L

2.8K 457 136
                                    

Ketika terlelap, Levi dihampiri sebuah bunga mimpi; yang berwujud kebahagiaan fana.

Realitas menguap habis, tergantikan oleh rasa semu semalam suntuk. Kehidupan yang semestinya kacau berubah menjadi sejuta kesenangan tak pasti. Seperti duduk-duduk santai berdua di taman, sambil mengawasi anak semata wayang berlari-lari kecil mengejar kupu-kupu. Atau ketika mereka menghabiskan malam dengan saling bertukar cerita hingga jatuh tertidur nyenyak. Bukannya bahagia dihampiri mimpi indah, Levi justru merasa awas. Takut jika semua itu tidak akan bisa ia rasakan lagi di dunia nyata.

Pria itu tahu jika saat ini dunianya sedang berduka. Kehidupan di dalam keluarga kecilnya terancam hancur. Memimpikan sesuatu yang indah bukanlah hal bagus. Di kala hubungan mereka berada di ambang kekacauan, mendapat mimpi seperti itu malah membuat Levi merasa egois. Sebab bisa-bisanya ia tidur dengan nyenyak di saat keluarganya kesulitan seperti ini.

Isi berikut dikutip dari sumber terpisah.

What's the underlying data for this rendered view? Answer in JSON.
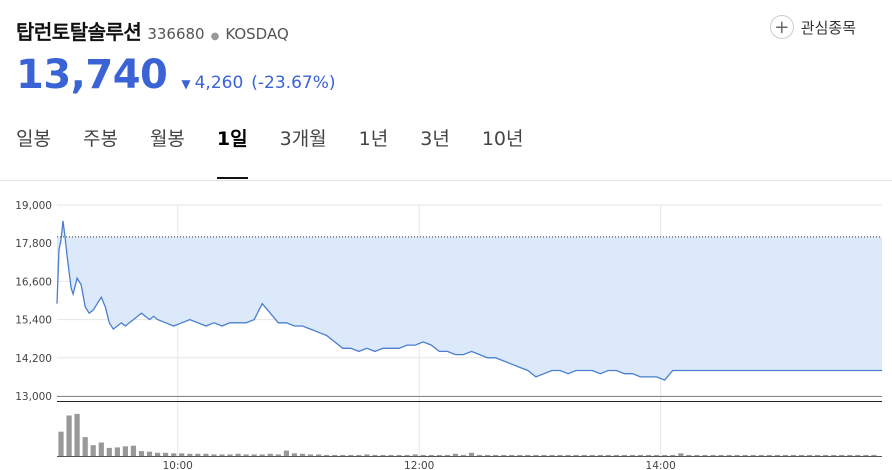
{
  "header": {
    "stock_name": "탑런토탈솔루션",
    "stock_code": "336680",
    "market": "KOSDAQ",
    "watch_label": "관심종목"
  },
  "quote": {
    "price": "13,740",
    "change": "4,260",
    "change_pct": "(-23.67%)",
    "direction": "down",
    "color": "#3a63d6"
  },
  "tabs": [
    {
      "label": "일봉",
      "active": false
    },
    {
      "label": "주봉",
      "active": false
    },
    {
      "label": "월봉",
      "active": false
    },
    {
      "label": "1일",
      "active": true
    },
    {
      "label": "3개월",
      "active": false
    },
    {
      "label": "1년",
      "active": false
    },
    {
      "label": "3년",
      "active": false
    },
    {
      "label": "10년",
      "active": false
    }
  ],
  "chart_data": {
    "type": "area",
    "ylim": [
      13000,
      19000
    ],
    "y_ticks": [
      "19,000",
      "17,800",
      "16,600",
      "15,400",
      "14,200",
      "13,000"
    ],
    "y_tick_values": [
      19000,
      17800,
      16600,
      15400,
      14200,
      13000
    ],
    "x_ticks": [
      "10:00",
      "12:00",
      "14:00"
    ],
    "x_tick_minutes": [
      600,
      720,
      840
    ],
    "xlim_minutes": [
      540,
      950
    ],
    "reference_price": 18000,
    "grid": true,
    "colors": {
      "line": "#4a7fd0",
      "fill": "#dce9fb",
      "volume": "#999999",
      "reference": "#333333"
    },
    "price_series": {
      "x_minutes": [
        540,
        541,
        542,
        543,
        544,
        545,
        546,
        547,
        548,
        550,
        552,
        554,
        556,
        558,
        560,
        562,
        564,
        566,
        568,
        570,
        572,
        574,
        576,
        578,
        580,
        582,
        584,
        586,
        588,
        590,
        594,
        598,
        602,
        606,
        610,
        614,
        618,
        622,
        626,
        630,
        634,
        638,
        642,
        646,
        650,
        654,
        658,
        662,
        666,
        670,
        674,
        678,
        682,
        686,
        690,
        694,
        698,
        702,
        706,
        710,
        714,
        718,
        722,
        726,
        730,
        734,
        738,
        742,
        746,
        750,
        754,
        758,
        762,
        766,
        770,
        774,
        778,
        782,
        786,
        790,
        794,
        798,
        802,
        806,
        810,
        814,
        818,
        822,
        826,
        830,
        834,
        838,
        842,
        846,
        850,
        854,
        858,
        862,
        866,
        870,
        874,
        878,
        882,
        886,
        890,
        894,
        898,
        902,
        906,
        910,
        914,
        918,
        922,
        926,
        930,
        934,
        938,
        942,
        946,
        950
      ],
      "y_values": [
        15900,
        17600,
        17900,
        18500,
        18000,
        17400,
        16900,
        16400,
        16200,
        16700,
        16500,
        15800,
        15600,
        15700,
        15900,
        16100,
        15800,
        15300,
        15100,
        15200,
        15300,
        15200,
        15300,
        15400,
        15500,
        15600,
        15500,
        15400,
        15500,
        15400,
        15300,
        15200,
        15300,
        15400,
        15300,
        15200,
        15300,
        15200,
        15300,
        15300,
        15300,
        15400,
        15900,
        15600,
        15300,
        15300,
        15200,
        15200,
        15100,
        15000,
        14900,
        14700,
        14500,
        14500,
        14400,
        14500,
        14400,
        14500,
        14500,
        14500,
        14600,
        14600,
        14700,
        14600,
        14400,
        14400,
        14300,
        14300,
        14400,
        14300,
        14200,
        14200,
        14100,
        14000,
        13900,
        13800,
        13600,
        13700,
        13800,
        13800,
        13700,
        13800,
        13800,
        13800,
        13700,
        13800,
        13800,
        13700,
        13700,
        13600,
        13600,
        13600,
        13500,
        13800,
        13800,
        13800,
        13800,
        13800,
        13800,
        13800,
        13800,
        13800,
        13800,
        13800,
        13800,
        13800,
        13800,
        13800,
        13800,
        13800,
        13800,
        13800,
        13800,
        13800,
        13800,
        13800,
        13800,
        13800,
        13800,
        13800
      ]
    },
    "volume_series": {
      "x_minutes": [
        542,
        546,
        550,
        554,
        558,
        562,
        566,
        570,
        574,
        578,
        582,
        586,
        590,
        594,
        598,
        602,
        606,
        610,
        614,
        618,
        622,
        626,
        630,
        634,
        638,
        642,
        646,
        650,
        654,
        658,
        662,
        666,
        670,
        674,
        678,
        682,
        686,
        690,
        694,
        698,
        702,
        706,
        710,
        714,
        718,
        722,
        726,
        730,
        734,
        738,
        742,
        746,
        750,
        754,
        758,
        762,
        766,
        770,
        774,
        778,
        782,
        786,
        790,
        794,
        798,
        802,
        806,
        810,
        814,
        818,
        822,
        826,
        830,
        834,
        838,
        842,
        846,
        850,
        854,
        858,
        862,
        866,
        870,
        874,
        878,
        882,
        886,
        890,
        894,
        898,
        902,
        906,
        910,
        914,
        918,
        922,
        926,
        930,
        934,
        938,
        942,
        946
      ],
      "values": [
        0.45,
        0.75,
        0.78,
        0.35,
        0.2,
        0.25,
        0.15,
        0.16,
        0.18,
        0.19,
        0.09,
        0.08,
        0.06,
        0.06,
        0.05,
        0.05,
        0.04,
        0.04,
        0.04,
        0.03,
        0.03,
        0.03,
        0.04,
        0.03,
        0.03,
        0.03,
        0.04,
        0.03,
        0.1,
        0.05,
        0.04,
        0.03,
        0.03,
        0.02,
        0.02,
        0.02,
        0.02,
        0.02,
        0.03,
        0.02,
        0.02,
        0.02,
        0.02,
        0.02,
        0.03,
        0.02,
        0.02,
        0.02,
        0.02,
        0.04,
        0.02,
        0.06,
        0.02,
        0.02,
        0.02,
        0.02,
        0.02,
        0.02,
        0.02,
        0.02,
        0.02,
        0.02,
        0.02,
        0.02,
        0.02,
        0.02,
        0.02,
        0.02,
        0.02,
        0.02,
        0.02,
        0.02,
        0.02,
        0.02,
        0.02,
        0.02,
        0.02,
        0.05,
        0.02,
        0.02,
        0.02,
        0.02,
        0.02,
        0.02,
        0.02,
        0.02,
        0.02,
        0.02,
        0.02,
        0.02,
        0.02,
        0.02,
        0.02,
        0.02,
        0.02,
        0.02,
        0.02,
        0.02,
        0.02,
        0.02,
        0.02,
        0.02
      ]
    }
  }
}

Levi tak lagi tidur di sisi [Name]. Mereka telah pisah ranjang selama kurang lebih satu bulan terakhir. Levi tidak tahu apakah wanita itu bisa beristirahat dengan nyenyak, disertai fragmen-fragmen menyenangkan dalam mimpi. Atau malah menangis dalam tidurnya karena memikirkan kenyataan pahit yang menimpa mereka akhir-akhir ini.

Mimpi, mimpi dan mimpi.

Levi jarang sekali terlelap dengan mimpi. Tetapi sekalinya bunga tidur itu hadir, ia akan memutarkan adegan yang sangat mengerikan atau begitu menyenangkan. Tak ada mimpi normal yang dialami orang-orang kebanyakan.

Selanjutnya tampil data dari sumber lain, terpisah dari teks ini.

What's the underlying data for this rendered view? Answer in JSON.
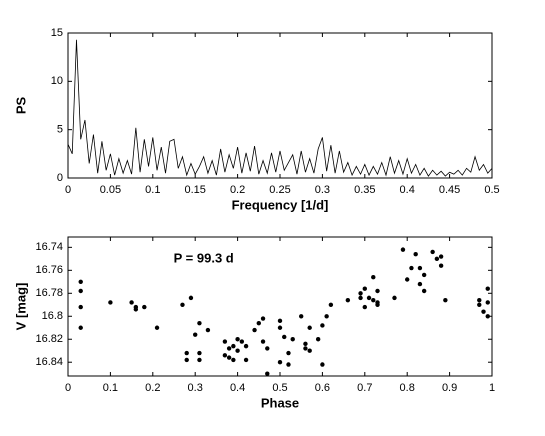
{
  "chart_data": [
    {
      "type": "line",
      "xlabel": "Frequency [1/d]",
      "ylabel": "PS",
      "color": "#000000",
      "xlim": [
        0,
        0.5
      ],
      "ylim": [
        0,
        15
      ],
      "xticks": [
        0,
        0.05,
        0.1,
        0.15,
        0.2,
        0.25,
        0.3,
        0.35,
        0.4,
        0.45,
        0.5
      ],
      "yticks": [
        0,
        5,
        10,
        15
      ],
      "x": [
        0,
        0.005,
        0.01,
        0.015,
        0.02,
        0.025,
        0.03,
        0.035,
        0.04,
        0.045,
        0.05,
        0.055,
        0.06,
        0.065,
        0.07,
        0.075,
        0.08,
        0.085,
        0.09,
        0.095,
        0.1,
        0.105,
        0.11,
        0.115,
        0.12,
        0.125,
        0.13,
        0.135,
        0.14,
        0.145,
        0.15,
        0.155,
        0.16,
        0.165,
        0.17,
        0.175,
        0.18,
        0.185,
        0.19,
        0.195,
        0.2,
        0.205,
        0.21,
        0.215,
        0.22,
        0.225,
        0.23,
        0.235,
        0.24,
        0.245,
        0.25,
        0.255,
        0.26,
        0.265,
        0.27,
        0.275,
        0.28,
        0.285,
        0.29,
        0.295,
        0.3,
        0.305,
        0.31,
        0.315,
        0.32,
        0.325,
        0.33,
        0.335,
        0.34,
        0.345,
        0.35,
        0.355,
        0.36,
        0.365,
        0.37,
        0.375,
        0.38,
        0.385,
        0.39,
        0.395,
        0.4,
        0.405,
        0.41,
        0.415,
        0.42,
        0.425,
        0.43,
        0.435,
        0.44,
        0.445,
        0.45,
        0.455,
        0.46,
        0.465,
        0.47,
        0.475,
        0.48,
        0.485,
        0.49,
        0.495,
        0.5
      ],
      "values": [
        3.5,
        2.5,
        14.3,
        4,
        6,
        1.5,
        4.5,
        0.5,
        3.8,
        0.8,
        2.5,
        0.3,
        2,
        0.5,
        1.8,
        0.4,
        5.2,
        0.6,
        4,
        1.2,
        4.2,
        0.8,
        3.2,
        0.5,
        3.8,
        4,
        1,
        2.2,
        0.3,
        1.5,
        0.4,
        1.2,
        2.2,
        0.5,
        1.8,
        0.3,
        3,
        0.6,
        2.4,
        1,
        3.2,
        0.5,
        2.6,
        0.7,
        3.3,
        0.4,
        1.8,
        0.5,
        2.6,
        0.6,
        2.8,
        0.8,
        1.6,
        2.4,
        0.4,
        2.8,
        0.6,
        2,
        0.5,
        3,
        4.2,
        0.7,
        3.4,
        0.5,
        2.8,
        0.6,
        1.6,
        0.3,
        1.2,
        0.4,
        1.4,
        0.3,
        1.2,
        0.4,
        1.6,
        0.3,
        2.2,
        0.5,
        1.8,
        0.4,
        2,
        0.5,
        1.4,
        0.3,
        1,
        0.2,
        0.8,
        0.3,
        0.7,
        0.2,
        0.6,
        0.4,
        0.8,
        0.3,
        1,
        0.6,
        2.2,
        0.8,
        1.4,
        0.5,
        1
      ]
    },
    {
      "type": "scatter",
      "xlabel": "Phase",
      "ylabel": "V [mag]",
      "annotation": "P = 99.3 d",
      "color": "#000000",
      "xlim": [
        0,
        1
      ],
      "ylim": [
        16.852,
        16.731
      ],
      "xticks": [
        0,
        0.1,
        0.2,
        0.3,
        0.4,
        0.5,
        0.6,
        0.7,
        0.8,
        0.9,
        1
      ],
      "yticks": [
        16.74,
        16.76,
        16.78,
        16.8,
        16.82,
        16.84
      ],
      "x": [
        0.03,
        0.03,
        0.03,
        0.03,
        0.1,
        0.15,
        0.16,
        0.16,
        0.18,
        0.21,
        0.27,
        0.29,
        0.28,
        0.28,
        0.3,
        0.31,
        0.31,
        0.31,
        0.33,
        0.37,
        0.38,
        0.37,
        0.38,
        0.39,
        0.39,
        0.4,
        0.4,
        0.41,
        0.42,
        0.42,
        0.44,
        0.45,
        0.46,
        0.46,
        0.47,
        0.47,
        0.5,
        0.5,
        0.5,
        0.51,
        0.52,
        0.52,
        0.53,
        0.55,
        0.56,
        0.56,
        0.57,
        0.57,
        0.6,
        0.59,
        0.6,
        0.61,
        0.62,
        0.66,
        0.69,
        0.69,
        0.7,
        0.7,
        0.71,
        0.72,
        0.72,
        0.73,
        0.73,
        0.73,
        0.77,
        0.79,
        0.8,
        0.81,
        0.82,
        0.83,
        0.83,
        0.84,
        0.84,
        0.86,
        0.87,
        0.88,
        0.88,
        0.89,
        0.97,
        0.97,
        0.98,
        0.99,
        0.99,
        0.99
      ],
      "values": [
        16.77,
        16.778,
        16.792,
        16.81,
        16.788,
        16.788,
        16.792,
        16.794,
        16.792,
        16.81,
        16.79,
        16.784,
        16.832,
        16.838,
        16.816,
        16.806,
        16.832,
        16.838,
        16.812,
        16.822,
        16.828,
        16.834,
        16.836,
        16.826,
        16.838,
        16.82,
        16.83,
        16.822,
        16.838,
        16.826,
        16.812,
        16.806,
        16.802,
        16.822,
        16.828,
        16.85,
        16.804,
        16.81,
        16.84,
        16.818,
        16.832,
        16.842,
        16.82,
        16.8,
        16.824,
        16.828,
        16.81,
        16.83,
        16.808,
        16.82,
        16.842,
        16.8,
        16.79,
        16.786,
        16.784,
        16.78,
        16.792,
        16.776,
        16.784,
        16.766,
        16.786,
        16.79,
        16.778,
        16.788,
        16.784,
        16.742,
        16.768,
        16.758,
        16.746,
        16.772,
        16.758,
        16.764,
        16.778,
        16.744,
        16.75,
        16.748,
        16.756,
        16.786,
        16.79,
        16.786,
        16.796,
        16.8,
        16.776,
        16.788
      ]
    }
  ]
}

Perlahan Levi membuka mata. Memaksakan tubuh untuk menyambut hari. Sebab ia tahu jika pada akhirnya harus kembali pada kejinya realita. Bukan bermaksud terlalu mendrama, tetapi kenyataan memang sekejam itu. Dan Levi telah membuktikannya sendiri. Hal yang pertama kali ditangkap matanya adalah langit-langit bangunan villa tua. Menunduk sedikit ke tempat dimana badannya terasa sedikit lebih berat, mendapati sebuah senyuman lebar dengan rambut berantakan khas bangun tidur.

"Selina?" Levi sedikit mengerjapkan mata. Mulai menyadari alasan kenapa dirinya merasa sedikit sesak. "Apa yang kau lakukan?"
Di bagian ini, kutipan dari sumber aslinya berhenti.